The Ratings Game: Disney remains JPMorgan’s ‘favorite name’ for stocks in uncertain media industry
JPMorgan’s Philip Cusick is feeling “cautious” about the media industry, but he likes Walt Disney Co.’s potential.
He picked his coverage of Disney’s
stock back up on Monday with an overweight rating and $135 price target, dubbing it his “favorite name” among media stocks and writing about his optimistic view of the company’s transformation aims.
Among the positives for Disney are its “strong asset mix and what we expect to be a rapid decline in streaming losses in the next year,” Cusick wrote.
Read: Disney is undergoing a ‘drastic evolution’ in streaming, and more changes could be afoot
Chief Executive Bob Iger is back at the helm of Disney, and he’s focused on improving the company’s streaming profitability. As such, Cusick expects Disney’s margins will improve “as the company pares away what had become during COVID a bloated cost structure” in Disney Media and Entertainment Distribution.
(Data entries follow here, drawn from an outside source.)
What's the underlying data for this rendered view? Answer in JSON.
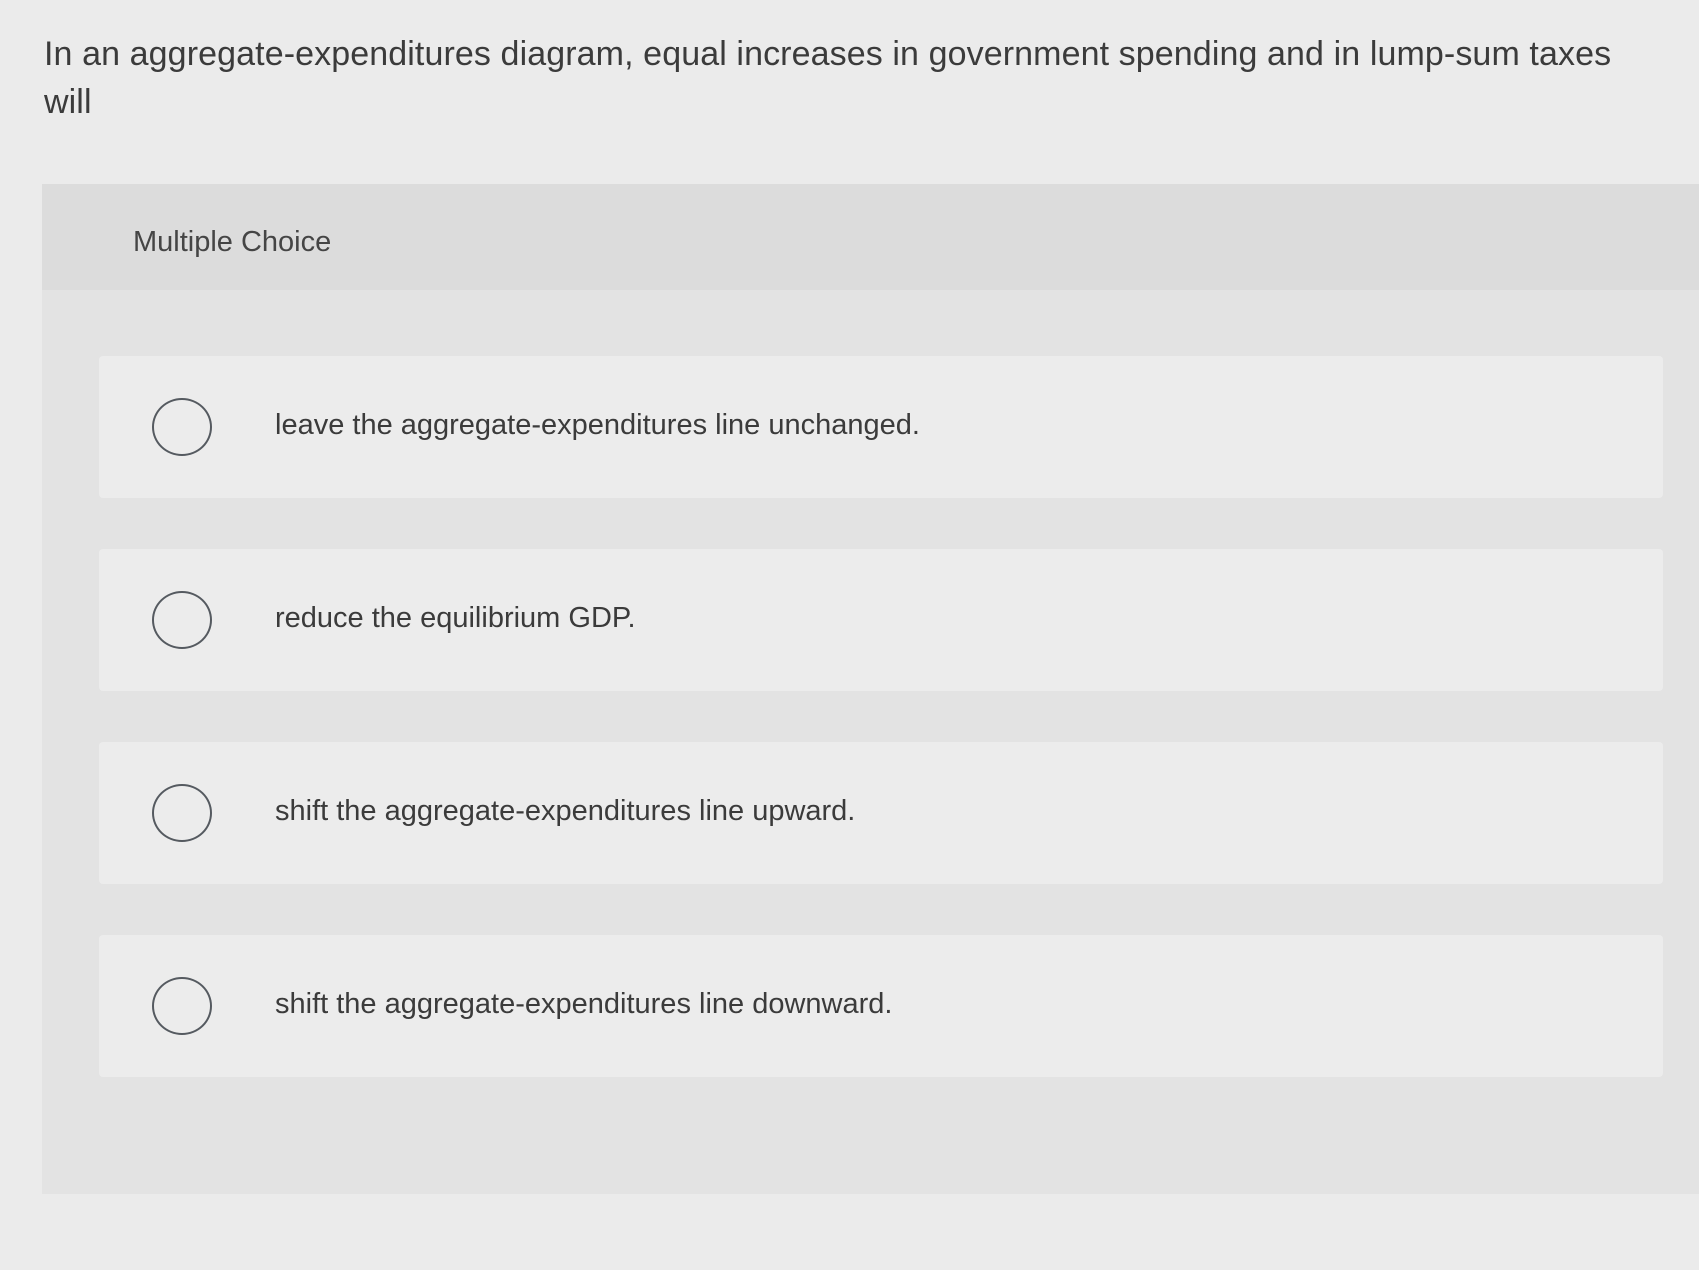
{
  "question": {
    "text": "In an aggregate-expenditures diagram, equal increases in government spending and in lump-sum taxes will"
  },
  "multiple_choice": {
    "header_label": "Multiple Choice",
    "options": [
      {
        "label": "leave the aggregate-expenditures line unchanged.",
        "selected": false
      },
      {
        "label": "reduce the equilibrium GDP.",
        "selected": false
      },
      {
        "label": "shift the aggregate-expenditures line upward.",
        "selected": false
      },
      {
        "label": "shift the aggregate-expenditures line downward.",
        "selected": false
      }
    ]
  },
  "colors": {
    "page_background": "#ebebeb",
    "panel_background": "#e3e3e3",
    "header_background": "#dcdcdc",
    "option_background": "#ececec",
    "radio_border": "#555a60",
    "text": "#3b3b3b"
  },
  "icons": {
    "radio": "radio-unchecked-icon"
  }
}
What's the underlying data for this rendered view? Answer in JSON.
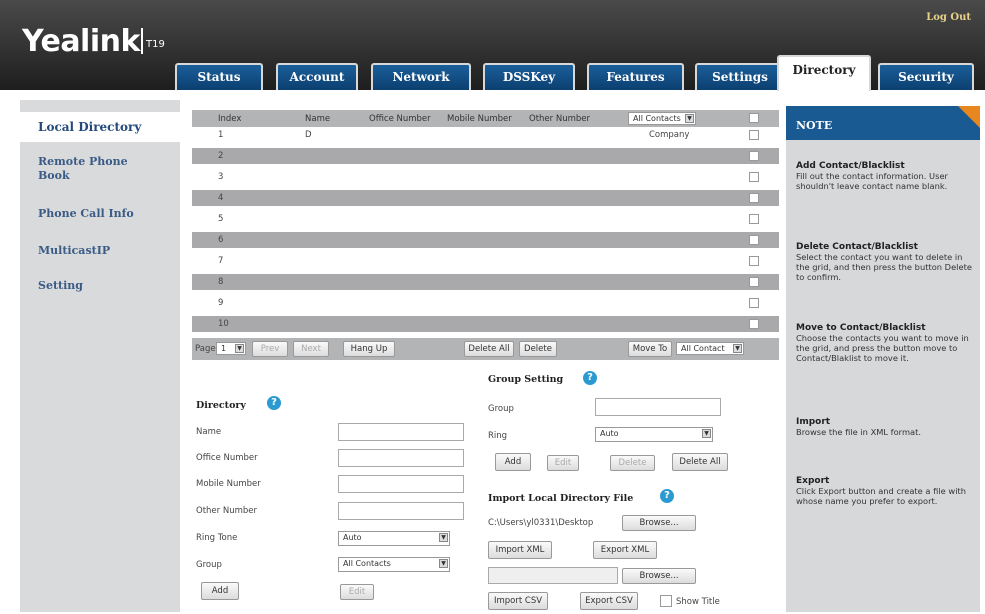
{
  "header": {
    "logo": "Yealink",
    "model": "T19",
    "logout": "Log Out"
  },
  "tabs": [
    {
      "label": "Status"
    },
    {
      "label": "Account"
    },
    {
      "label": "Network"
    },
    {
      "label": "DSSKey"
    },
    {
      "label": "Features"
    },
    {
      "label": "Settings"
    },
    {
      "label": "Directory"
    },
    {
      "label": "Security"
    }
  ],
  "active_tab": "Directory",
  "sidebar": {
    "items": [
      {
        "label": "Local Directory"
      },
      {
        "label": "Remote Phone Book"
      },
      {
        "label": "Phone Call Info"
      },
      {
        "label": "MulticastIP"
      },
      {
        "label": "Setting"
      }
    ]
  },
  "grid": {
    "columns": [
      "Index",
      "Name",
      "Office Number",
      "Mobile Number",
      "Other Number"
    ],
    "group_filter": "All Contacts",
    "rows": [
      {
        "index": "1",
        "name": "D",
        "group": "Company"
      },
      {
        "index": "2",
        "name": "",
        "group": ""
      },
      {
        "index": "3",
        "name": "",
        "group": ""
      },
      {
        "index": "4",
        "name": "",
        "group": ""
      },
      {
        "index": "5",
        "name": "",
        "group": ""
      },
      {
        "index": "6",
        "name": "",
        "group": ""
      },
      {
        "index": "7",
        "name": "",
        "group": ""
      },
      {
        "index": "8",
        "name": "",
        "group": ""
      },
      {
        "index": "9",
        "name": "",
        "group": ""
      },
      {
        "index": "10",
        "name": "",
        "group": ""
      }
    ],
    "pager": {
      "page_label": "Page",
      "page_value": "1",
      "prev": "Prev",
      "next": "Next",
      "hang_up": "Hang Up",
      "delete_all": "Delete All",
      "delete": "Delete",
      "move_to": "Move To",
      "move_target": "All Contact"
    }
  },
  "directory": {
    "title": "Directory",
    "name_label": "Name",
    "office_label": "Office Number",
    "mobile_label": "Mobile Number",
    "other_label": "Other Number",
    "ring_label": "Ring Tone",
    "ring_value": "Auto",
    "group_label": "Group",
    "group_value": "All Contacts",
    "add": "Add",
    "edit": "Edit"
  },
  "group_setting": {
    "title": "Group Setting",
    "group_label": "Group",
    "ring_label": "Ring",
    "ring_value": "Auto",
    "add": "Add",
    "edit": "Edit",
    "delete": "Delete",
    "delete_all": "Delete All"
  },
  "import": {
    "title": "Import Local Directory File",
    "path": "C:\\Users\\yl0331\\Desktop",
    "browse": "Browse...",
    "import_xml": "Import XML",
    "export_xml": "Export XML",
    "import_csv": "Import CSV",
    "export_csv": "Export CSV",
    "show_title": "Show Title"
  },
  "note": {
    "header": "NOTE",
    "sections": [
      {
        "title": "Add Contact/Blacklist",
        "text": "Fill out the contact information. User shouldn't leave contact name blank."
      },
      {
        "title": "Delete Contact/Blacklist",
        "text": "Select the contact you want to delete in the grid, and then press the button Delete to confirm."
      },
      {
        "title": "Move to Contact/Blacklist",
        "text": "Choose the contacts you want to move in the grid, and press the button move to Contact/Blaklist to move it."
      },
      {
        "title": "Import",
        "text": "Browse the file in XML format."
      },
      {
        "title": "Export",
        "text": "Click Export button and create a file with whose name you prefer to export."
      }
    ]
  },
  "colors": {
    "tab_blue": "#0c3f70",
    "nav_text": "#3a5b86",
    "note_orange": "#e8861f",
    "help_blue": "#2b9ad0"
  }
}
See more: Disney plans 7,000 job cuts as Iger makes return to earnings stage
Cusick also gets the sense that Disney might start hiking the price of its Disney+ service more regularly given Iger’s comments suggesting a minimal impact on churn from the last increase.
“[W]e would be surprised if Disney+ price increases didn’t become an annual thing for a few years anyway,” Cusick wrote.
Opinion: Iger gets the activist investor off Disney’s back, but there is plenty more to do
He weighed in as well on the future of Disney’s involvement with Hulu, given that the company has the option to buy out Comcast’s one-third stake in the streaming platform as soon as January 2024, though Iger recently said that it “isn’t necessarily the case” that Disney will buy it.
See more: Disney CEO Bob Iger says ‘everything’s on the table right now’ for Hulu
“While CEO Iger has expressed in recent interviews that Hulu is less of a priority, we think this is posturing (similar to Comcast CEO Roberts saying in September he wanted to buy it), and that Disney still buys Comcast out of Hulu for the minimum ~$9 [billion],” Cusick wrote.
Additionally, he noted that he now models Disney paying out a dividend of $1 a share in fiscal 2024. The company suspended its dividend in 2020 as its business took a hit at the start of the pandemic.